Considering the first lady’s role, her refusal to serve is unsurprising

Illustrator: Katie Heywood

Illustrator: Katie Heywood

Melania Trump’s seemingly disinterested attitude at public functions, combined with her initial refusal to move into the White House, has spawned the ‘Sad Melania’ meme and numerous articles questioning her decision to be an ‘absent’ first lady. The tone of these articles, and public discussion surrounding Melania, is overwhelmingly one of shock and disdain; Melania isn’t acting as a first lady should, and it’s yet another sign of the Trump family’s ineptitude. However, the real question created by this furor is not whether Melania will be able to take on the role, or whether the Trump administration will adapt to the norms of the oft-discussed ‘establishment,’ it’s why any person acting out of rational self-interest would want to take on the role of first lady.

Though Ladybird Johnson revolutionized the role by setting the precedent of the first lady promoting a pet cause, the duties of the role remain remarkably limited, especially considering the education and talents of recent first ladies. While the role is limited to specific and somewhat antiquated duties, such as being a host of official events and publicly supporting the president in his decisions, it is demanding within these narrow categories. According to Lauren A. Wright of the non-partisan White House Transition Project, the total number of the first lady’s public remarks has exceeded that of the corresponding vice presidents’ remarks in the past three administrations. The first lady is simultaneously relegated to managing event details and judged stringently for her ability to execute them perfectly.

Despite this, she is not paid. Although the president makes enough for the both of them, with a salary of $400,000 a year, the first lady receives no salary and, by tradition, gives up her outside job. Though the expectation that the first lady not work outside the White House has been questioned in recent years, notably by Laura Bush in a 2014 interview with C-Span, it still remains a powerful precedent.
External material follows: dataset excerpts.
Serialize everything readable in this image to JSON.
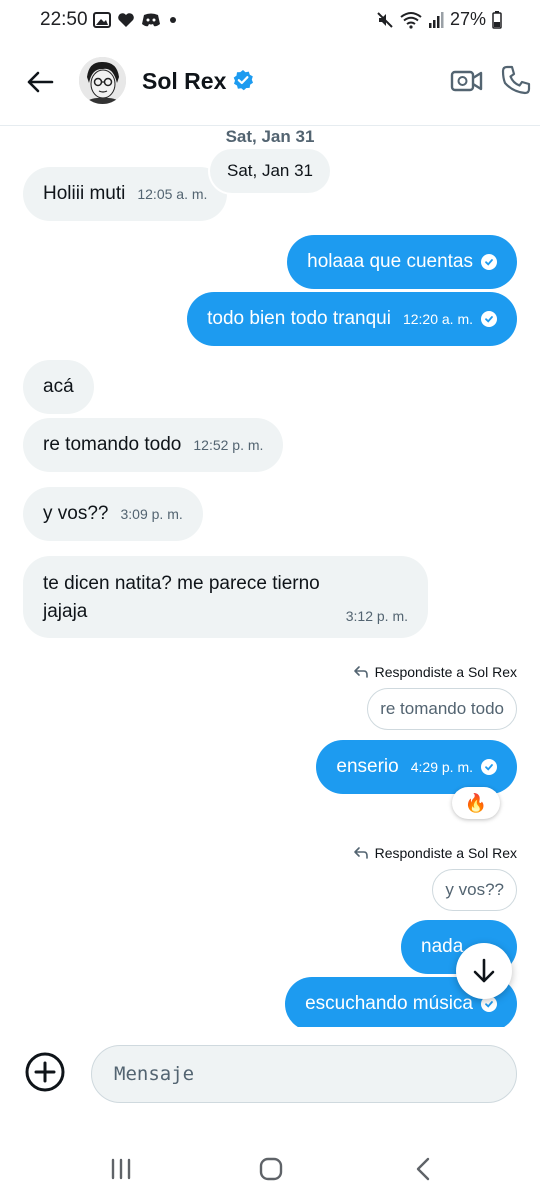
{
  "status_bar": {
    "time": "22:50",
    "battery": "27%",
    "left_icons": [
      "gallery-icon",
      "heart-icon",
      "discord-icon",
      "dot-icon"
    ],
    "right_icons": [
      "mute-icon",
      "wifi-icon",
      "signal-icon",
      "battery-icon"
    ]
  },
  "header": {
    "contact_name": "Sol Rex",
    "verified": true,
    "icons": [
      "back-arrow-icon",
      "verified-badge-icon",
      "video-call-icon",
      "phone-icon"
    ]
  },
  "chat": {
    "date_top": "Sat, Jan 31",
    "date_pill": "Sat, Jan 31",
    "messages": [
      {
        "dir": "in",
        "text": "Holiii muti",
        "time": "12:05 a. m."
      },
      {
        "dir": "out",
        "text": "holaaa que cuentas",
        "time": ""
      },
      {
        "dir": "out",
        "text": "todo bien todo tranqui",
        "time": "12:20 a. m."
      },
      {
        "dir": "in",
        "text": "acá",
        "time": ""
      },
      {
        "dir": "in",
        "text": "re tomando todo",
        "time": "12:52 p. m."
      },
      {
        "dir": "in",
        "text": "y vos??",
        "time": "3:09 p. m."
      },
      {
        "dir": "in",
        "text_line1": "te dicen natita? me parece tierno",
        "text_line2": "jajaja",
        "time": "3:12 p. m."
      },
      {
        "dir": "out",
        "reply_label": "Respondiste a Sol Rex",
        "quoted": "re tomando todo",
        "text": "enserio",
        "time": "4:29 p. m.",
        "reaction": "🔥"
      },
      {
        "dir": "out",
        "reply_label": "Respondiste a Sol Rex",
        "quoted": "y vos??",
        "text": "nada",
        "time": ""
      },
      {
        "dir": "out",
        "text": "escuchando música",
        "time": ""
      }
    ]
  },
  "composer": {
    "placeholder": "Mensaje",
    "value": ""
  },
  "colors": {
    "accent": "#1d9bf0",
    "incoming_bubble": "#eff3f4",
    "text_primary": "#0f1419",
    "text_secondary": "#536471"
  }
}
Additionally, the logistical barriers of both the time commitment required for the first lady to fulfill her traditional duties and the effort and expense involved with properly securing her workplace make it a difficult tradition to change.

Had Bill Clinton become the ‘first spouse,’ there would have been more of a chance to revise the role; Would Americans really expect Bill Clinton to spend his time declaiming on his suits, presiding over the home and garden, and choosing flowers for the state dinner, all while living off Hillary’s income? By the same token, though, it is as absurd for Michelle Obama—a Princeton and Harvard graduate with a successful career in law, government, and executive administration—to leave her vice presidency at the University of Chicago hospitals for an unpaid position as an events planner.

Nonetheless, there’s nothing inherently wrong with the activities the first lady traditionally engages in; rather, it’s that she’s expected, regardless of her individual talents and inclinations, to take on these specific roles. Though the president has a wide range of policies to pursue and can operate in whatever way he considers expedient, the first lady is drafted into her position merely because she is his wife. Some first ladies, comfortable with the presidential lifestyle but not the confines of the first lady’s role, have attempted to tailor the role to their abilities. In a relatively recent example, Hillary Clinton sought to take on a policy-focused role as first lady, but faced considerable political opposition and personal criticism from the public and media for having too much power. Other first ladies disinterested in the traditional role have tried an opposite approach, similar to Melania’s, of disengaging from the White House. Betty Truman reportedly spent most of her time in Missouri, and Jackie Kennedy frequently returned to Virginia.

Although Melania Trump’s refusal to serve seems self-interested, it is important to ask what kind of obligation Melania, or any first lady, has to public service and duty. Ideally, the president and first lady would have discussed and mutually agreed that the presidential lifestyle will work for them. Ideally, the first lady would be as interested in serving through her more limited duties as the president is through his. Considering President Trump’s general bluster and disregard for women’s choices, however, and Melania’s stated preference for her luxurious Manhattan lifestyle over the duties of a first lady, it seems unlikely that she is truly onboard with President Trump. Faced with an unpaid position she likely didn’t want and can’t quit except through death or divorce, it is hard to fault Melania for trying to hold on to her version of everyday life.